We were breakfasting, and as he came down his face was thoughtful.
"What is on your mind, Watson?" I asked. He sat across from me and said carefully,
"Holmes, you remember when I was in the hospital, the night after the accident?" My face immediately sobered.
"Of course. I do not think I could ever forget that night." Watson continued slowly,
"I asked you to accept the consequences of my actions and not blame yourself. I was wondering if you had yet." I avoided his gaze as I thought, and I responded with the honest, unpolished truth.
"Watson, if I had a choice, I would have switched places with you gladly, without a second thought. I believe that you committed a foolish, unnecessary act of bravery that day. The woman wanted to die, after all. I watched as the chandelier fell, and I thought for the longest time that I could have somehow saved you if I acted sooner." Watson looked up at me sharply, but I continued before he could. "But, I have come to realize that only an act of providence could have saved you that day.
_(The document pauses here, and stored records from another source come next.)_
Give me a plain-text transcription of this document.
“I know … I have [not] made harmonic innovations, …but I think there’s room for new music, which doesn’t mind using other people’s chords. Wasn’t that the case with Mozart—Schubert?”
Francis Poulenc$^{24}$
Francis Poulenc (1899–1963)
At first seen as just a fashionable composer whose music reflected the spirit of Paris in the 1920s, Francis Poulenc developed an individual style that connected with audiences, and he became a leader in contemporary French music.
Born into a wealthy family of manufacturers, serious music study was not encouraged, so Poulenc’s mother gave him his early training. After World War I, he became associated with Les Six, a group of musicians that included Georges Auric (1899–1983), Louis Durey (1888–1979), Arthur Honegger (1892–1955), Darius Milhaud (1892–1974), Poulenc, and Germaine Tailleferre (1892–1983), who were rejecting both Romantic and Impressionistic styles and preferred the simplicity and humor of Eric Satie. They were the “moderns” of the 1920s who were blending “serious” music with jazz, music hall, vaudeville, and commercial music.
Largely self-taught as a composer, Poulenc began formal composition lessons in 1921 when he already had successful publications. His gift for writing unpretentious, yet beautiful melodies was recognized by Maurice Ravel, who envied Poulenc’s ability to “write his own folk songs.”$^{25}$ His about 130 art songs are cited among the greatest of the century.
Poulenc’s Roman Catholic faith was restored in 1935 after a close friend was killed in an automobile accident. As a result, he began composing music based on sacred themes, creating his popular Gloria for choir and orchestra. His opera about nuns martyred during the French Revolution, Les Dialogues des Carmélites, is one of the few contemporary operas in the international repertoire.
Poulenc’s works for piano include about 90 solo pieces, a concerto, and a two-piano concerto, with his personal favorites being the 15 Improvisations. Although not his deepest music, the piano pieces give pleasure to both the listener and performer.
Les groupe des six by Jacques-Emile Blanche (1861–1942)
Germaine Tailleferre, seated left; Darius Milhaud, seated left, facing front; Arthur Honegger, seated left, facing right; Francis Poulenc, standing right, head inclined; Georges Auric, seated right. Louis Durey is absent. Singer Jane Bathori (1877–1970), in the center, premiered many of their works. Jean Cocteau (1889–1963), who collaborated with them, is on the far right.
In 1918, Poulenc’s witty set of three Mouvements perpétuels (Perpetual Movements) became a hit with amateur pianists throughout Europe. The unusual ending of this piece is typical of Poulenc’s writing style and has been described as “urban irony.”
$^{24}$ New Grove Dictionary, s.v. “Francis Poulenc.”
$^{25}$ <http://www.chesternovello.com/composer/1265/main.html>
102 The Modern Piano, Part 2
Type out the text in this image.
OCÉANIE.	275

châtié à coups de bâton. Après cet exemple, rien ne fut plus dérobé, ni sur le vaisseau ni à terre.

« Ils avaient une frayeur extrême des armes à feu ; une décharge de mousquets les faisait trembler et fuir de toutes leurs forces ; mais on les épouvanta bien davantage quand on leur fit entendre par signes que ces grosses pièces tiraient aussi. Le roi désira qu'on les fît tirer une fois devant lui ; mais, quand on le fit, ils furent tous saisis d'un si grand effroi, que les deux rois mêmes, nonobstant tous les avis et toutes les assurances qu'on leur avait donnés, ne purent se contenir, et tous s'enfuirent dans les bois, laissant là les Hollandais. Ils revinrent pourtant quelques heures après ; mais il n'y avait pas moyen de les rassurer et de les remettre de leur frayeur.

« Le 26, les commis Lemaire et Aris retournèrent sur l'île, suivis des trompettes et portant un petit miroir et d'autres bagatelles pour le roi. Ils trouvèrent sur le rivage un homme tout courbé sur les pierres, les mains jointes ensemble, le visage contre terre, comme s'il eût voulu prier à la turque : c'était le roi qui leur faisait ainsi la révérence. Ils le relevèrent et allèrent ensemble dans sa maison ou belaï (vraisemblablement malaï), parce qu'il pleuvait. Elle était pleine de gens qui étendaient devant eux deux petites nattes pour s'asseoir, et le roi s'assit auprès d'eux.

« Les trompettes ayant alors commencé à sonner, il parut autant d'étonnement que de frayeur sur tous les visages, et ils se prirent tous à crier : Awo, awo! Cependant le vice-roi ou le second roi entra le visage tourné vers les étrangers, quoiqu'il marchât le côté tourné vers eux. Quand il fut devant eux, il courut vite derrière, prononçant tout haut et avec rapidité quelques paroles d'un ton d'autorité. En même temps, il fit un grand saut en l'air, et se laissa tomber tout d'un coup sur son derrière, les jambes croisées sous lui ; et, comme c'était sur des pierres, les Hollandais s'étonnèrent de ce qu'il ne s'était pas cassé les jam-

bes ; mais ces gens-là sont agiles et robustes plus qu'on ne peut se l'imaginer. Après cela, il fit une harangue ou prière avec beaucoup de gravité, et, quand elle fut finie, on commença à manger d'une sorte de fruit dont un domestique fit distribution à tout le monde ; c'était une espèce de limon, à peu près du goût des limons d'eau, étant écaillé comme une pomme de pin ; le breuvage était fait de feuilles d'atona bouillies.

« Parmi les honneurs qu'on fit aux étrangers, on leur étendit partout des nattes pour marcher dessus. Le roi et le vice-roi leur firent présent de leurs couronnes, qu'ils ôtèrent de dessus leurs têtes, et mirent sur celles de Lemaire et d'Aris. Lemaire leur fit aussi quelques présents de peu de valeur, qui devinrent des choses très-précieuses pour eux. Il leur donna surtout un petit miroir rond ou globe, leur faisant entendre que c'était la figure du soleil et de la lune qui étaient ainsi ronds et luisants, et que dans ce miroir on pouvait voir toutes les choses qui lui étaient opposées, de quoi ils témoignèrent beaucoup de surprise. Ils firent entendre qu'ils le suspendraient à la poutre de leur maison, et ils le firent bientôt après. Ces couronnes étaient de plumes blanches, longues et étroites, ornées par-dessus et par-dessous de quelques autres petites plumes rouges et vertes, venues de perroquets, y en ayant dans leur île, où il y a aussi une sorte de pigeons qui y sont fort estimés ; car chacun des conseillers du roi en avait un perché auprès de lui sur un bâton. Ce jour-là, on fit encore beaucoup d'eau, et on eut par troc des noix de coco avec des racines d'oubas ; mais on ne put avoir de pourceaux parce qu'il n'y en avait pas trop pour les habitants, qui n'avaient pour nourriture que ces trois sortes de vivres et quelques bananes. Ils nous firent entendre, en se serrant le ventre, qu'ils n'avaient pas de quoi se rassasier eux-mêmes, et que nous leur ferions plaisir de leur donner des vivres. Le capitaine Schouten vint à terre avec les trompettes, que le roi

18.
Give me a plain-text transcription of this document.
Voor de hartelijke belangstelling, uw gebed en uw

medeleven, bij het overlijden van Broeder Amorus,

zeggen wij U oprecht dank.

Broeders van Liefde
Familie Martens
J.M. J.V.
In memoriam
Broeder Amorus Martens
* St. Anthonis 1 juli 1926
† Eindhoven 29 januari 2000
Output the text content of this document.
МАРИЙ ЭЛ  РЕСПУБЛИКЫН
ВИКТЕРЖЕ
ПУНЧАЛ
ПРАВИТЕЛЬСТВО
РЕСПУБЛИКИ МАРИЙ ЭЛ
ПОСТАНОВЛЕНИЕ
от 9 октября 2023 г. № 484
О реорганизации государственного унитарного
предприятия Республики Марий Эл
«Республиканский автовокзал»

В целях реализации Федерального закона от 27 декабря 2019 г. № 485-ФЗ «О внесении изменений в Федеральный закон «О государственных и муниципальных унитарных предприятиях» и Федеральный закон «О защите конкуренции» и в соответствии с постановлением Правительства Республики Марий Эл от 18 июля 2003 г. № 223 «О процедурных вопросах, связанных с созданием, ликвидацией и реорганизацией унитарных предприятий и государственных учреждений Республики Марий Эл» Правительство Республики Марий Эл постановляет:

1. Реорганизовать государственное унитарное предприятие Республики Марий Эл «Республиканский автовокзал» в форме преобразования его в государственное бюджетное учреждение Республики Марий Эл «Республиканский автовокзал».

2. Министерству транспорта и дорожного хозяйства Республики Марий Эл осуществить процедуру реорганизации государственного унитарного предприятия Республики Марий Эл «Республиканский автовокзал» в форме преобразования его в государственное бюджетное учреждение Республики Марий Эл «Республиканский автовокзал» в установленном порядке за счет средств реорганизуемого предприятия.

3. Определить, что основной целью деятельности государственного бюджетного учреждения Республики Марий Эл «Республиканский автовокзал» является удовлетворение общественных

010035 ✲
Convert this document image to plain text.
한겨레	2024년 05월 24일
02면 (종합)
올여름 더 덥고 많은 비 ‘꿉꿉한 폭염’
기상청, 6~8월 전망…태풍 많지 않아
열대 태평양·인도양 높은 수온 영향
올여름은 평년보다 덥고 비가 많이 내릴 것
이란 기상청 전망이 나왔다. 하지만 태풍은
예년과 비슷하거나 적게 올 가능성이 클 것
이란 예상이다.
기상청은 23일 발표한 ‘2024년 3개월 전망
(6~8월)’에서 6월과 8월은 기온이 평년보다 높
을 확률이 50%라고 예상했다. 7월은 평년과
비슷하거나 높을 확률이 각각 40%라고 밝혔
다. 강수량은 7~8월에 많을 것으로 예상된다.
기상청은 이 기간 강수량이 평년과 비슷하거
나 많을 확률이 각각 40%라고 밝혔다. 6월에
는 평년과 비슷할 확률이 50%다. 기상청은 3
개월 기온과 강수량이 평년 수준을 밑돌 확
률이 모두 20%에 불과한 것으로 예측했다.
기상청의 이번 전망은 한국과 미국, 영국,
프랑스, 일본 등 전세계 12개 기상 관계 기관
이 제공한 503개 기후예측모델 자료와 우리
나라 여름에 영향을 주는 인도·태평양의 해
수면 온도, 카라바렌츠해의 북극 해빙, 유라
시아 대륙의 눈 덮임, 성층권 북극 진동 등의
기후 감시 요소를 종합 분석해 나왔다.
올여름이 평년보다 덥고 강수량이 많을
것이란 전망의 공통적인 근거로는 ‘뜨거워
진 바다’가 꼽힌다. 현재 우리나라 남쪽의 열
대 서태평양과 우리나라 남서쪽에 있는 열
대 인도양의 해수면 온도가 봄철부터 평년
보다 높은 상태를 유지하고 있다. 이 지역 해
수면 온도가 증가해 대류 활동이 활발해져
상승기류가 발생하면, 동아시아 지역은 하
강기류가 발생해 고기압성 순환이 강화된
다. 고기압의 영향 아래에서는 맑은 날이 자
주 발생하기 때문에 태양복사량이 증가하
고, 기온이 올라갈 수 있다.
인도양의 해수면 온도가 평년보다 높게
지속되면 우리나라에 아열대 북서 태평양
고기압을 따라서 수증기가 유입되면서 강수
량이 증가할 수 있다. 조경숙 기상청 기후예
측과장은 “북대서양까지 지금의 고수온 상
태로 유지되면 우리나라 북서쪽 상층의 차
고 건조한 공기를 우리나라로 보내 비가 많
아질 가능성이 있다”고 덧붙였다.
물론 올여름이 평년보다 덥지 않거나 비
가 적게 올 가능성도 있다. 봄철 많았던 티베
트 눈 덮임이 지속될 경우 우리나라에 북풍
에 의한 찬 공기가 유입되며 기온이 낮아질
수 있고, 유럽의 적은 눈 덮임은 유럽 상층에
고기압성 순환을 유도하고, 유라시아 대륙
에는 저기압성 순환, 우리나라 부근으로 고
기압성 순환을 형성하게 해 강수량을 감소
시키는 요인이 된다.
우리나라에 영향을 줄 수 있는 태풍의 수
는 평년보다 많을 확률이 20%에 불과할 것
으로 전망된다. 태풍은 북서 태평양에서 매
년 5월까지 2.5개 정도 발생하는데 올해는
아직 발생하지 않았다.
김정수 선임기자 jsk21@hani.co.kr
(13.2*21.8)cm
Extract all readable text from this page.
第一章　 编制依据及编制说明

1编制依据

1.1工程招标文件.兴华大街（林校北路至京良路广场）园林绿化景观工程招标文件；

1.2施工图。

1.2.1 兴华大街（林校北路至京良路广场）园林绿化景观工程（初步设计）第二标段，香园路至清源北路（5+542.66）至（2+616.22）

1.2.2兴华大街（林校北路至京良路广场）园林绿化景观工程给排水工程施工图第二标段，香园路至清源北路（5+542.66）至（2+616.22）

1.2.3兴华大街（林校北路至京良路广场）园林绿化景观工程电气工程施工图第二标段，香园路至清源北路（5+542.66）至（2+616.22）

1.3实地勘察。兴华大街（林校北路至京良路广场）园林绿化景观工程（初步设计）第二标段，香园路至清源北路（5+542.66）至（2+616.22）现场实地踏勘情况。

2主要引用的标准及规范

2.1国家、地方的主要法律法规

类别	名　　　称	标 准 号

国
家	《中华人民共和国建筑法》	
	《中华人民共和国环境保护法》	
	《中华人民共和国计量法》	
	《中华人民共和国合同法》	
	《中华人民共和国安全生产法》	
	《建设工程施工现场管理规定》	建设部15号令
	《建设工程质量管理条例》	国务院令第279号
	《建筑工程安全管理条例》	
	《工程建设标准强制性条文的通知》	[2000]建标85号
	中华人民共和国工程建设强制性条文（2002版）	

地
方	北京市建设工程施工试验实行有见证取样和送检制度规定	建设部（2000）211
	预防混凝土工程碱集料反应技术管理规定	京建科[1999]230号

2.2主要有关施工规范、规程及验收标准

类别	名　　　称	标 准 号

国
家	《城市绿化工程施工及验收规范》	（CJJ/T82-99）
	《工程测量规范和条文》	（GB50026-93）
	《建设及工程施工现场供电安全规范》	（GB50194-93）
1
And I thank the same providence that it did." Watson was smiling at me, genuinely happy for the first time in a long while. But there was one last thing I had to know.
"Watson, please answer me this: Would you do it again?" It was his turn to look sobered. When he answered, I found it evasive, yet highly gratifying.
"If you mean would I still save the woman, yes. But for all the world, I would not cause you so much pain as I have these past few months, for I know, were I in your position, what I should feel. For that, I am truly sorry, and I would never do it again."
"Thank you, Watson." And with that, I smiled, and returned to my breakfast.